During the funeral, which was attended by thousands of people, a police car entered the cemetery's area and was pelted with stones and rocks. The policemen in the car were extracted by additional forces called to the scene, and used tear gas to control the rioters.
The wounded were evacuated to the Soroka Medical Center in Be'er Sheva, where one who arrived in critical condition died after suffering from a heart attack.
Another man was seriously wounded after being shot in his upper body. A man in moderate condition suffered wounds to his limbs, and 20 others are in light condition after being hit with stones and other objects, as well as from smoke inhalation. Several of the wounded claimed police used rubber bullets.
Following the clashes at the funeral, police said: "In a democratic country, in which law and order are at its core, there can't be a situation in which residents attack lawmen who came to do their job.
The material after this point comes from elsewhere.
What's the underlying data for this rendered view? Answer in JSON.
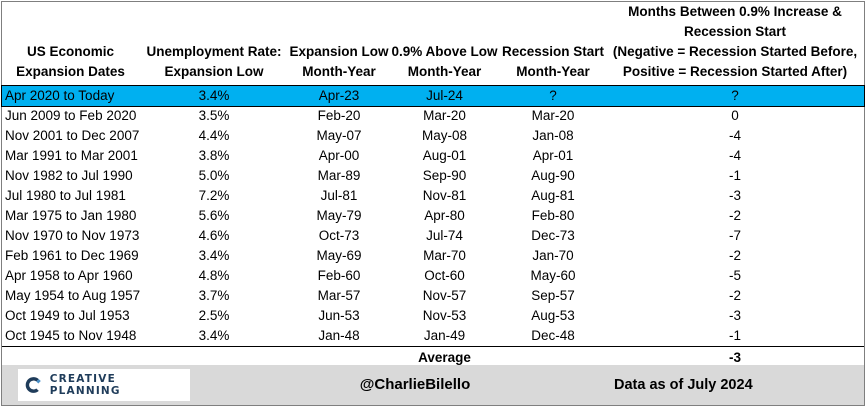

This is challenging the rule of law. We expect the leaders in the (Arab) sector to prevent a further deterioration of the situation and work to restrain the rioters. We won't allow anyone to hurt policemen and will act determinedly against outlaws."
Al-Ajar was killed during a police raid of a suspected drug house in a Rahat neighborhood. The Police Internal Investigations Department is investigating the incident.
The police action created a chaotic scene. Two suspects were arrested, after which officers were attacked by a crowd and pelted with stones. The officers said they fired into the air to escape. A police source said the officers were “brutally attacked” and were protecting the arrested individuals with their bodies.
Khaled al-Ajar, Sami's father, told of the incident: "I was sitting in my home, heard shooting and saw two people on the floor being handcuffed. They were being beaten. My son stood next to me, complaining about having tear gas in his eyes. And then he told me 'they killed me, father,' and lifted his shirt. They shot my son with no justification. No one posed a risk to them. They handcuffed me and beat me. They broke my hand. They're trying to cover up this story instead of catching the policemen who murdered him. I demand justice. We don't want violence."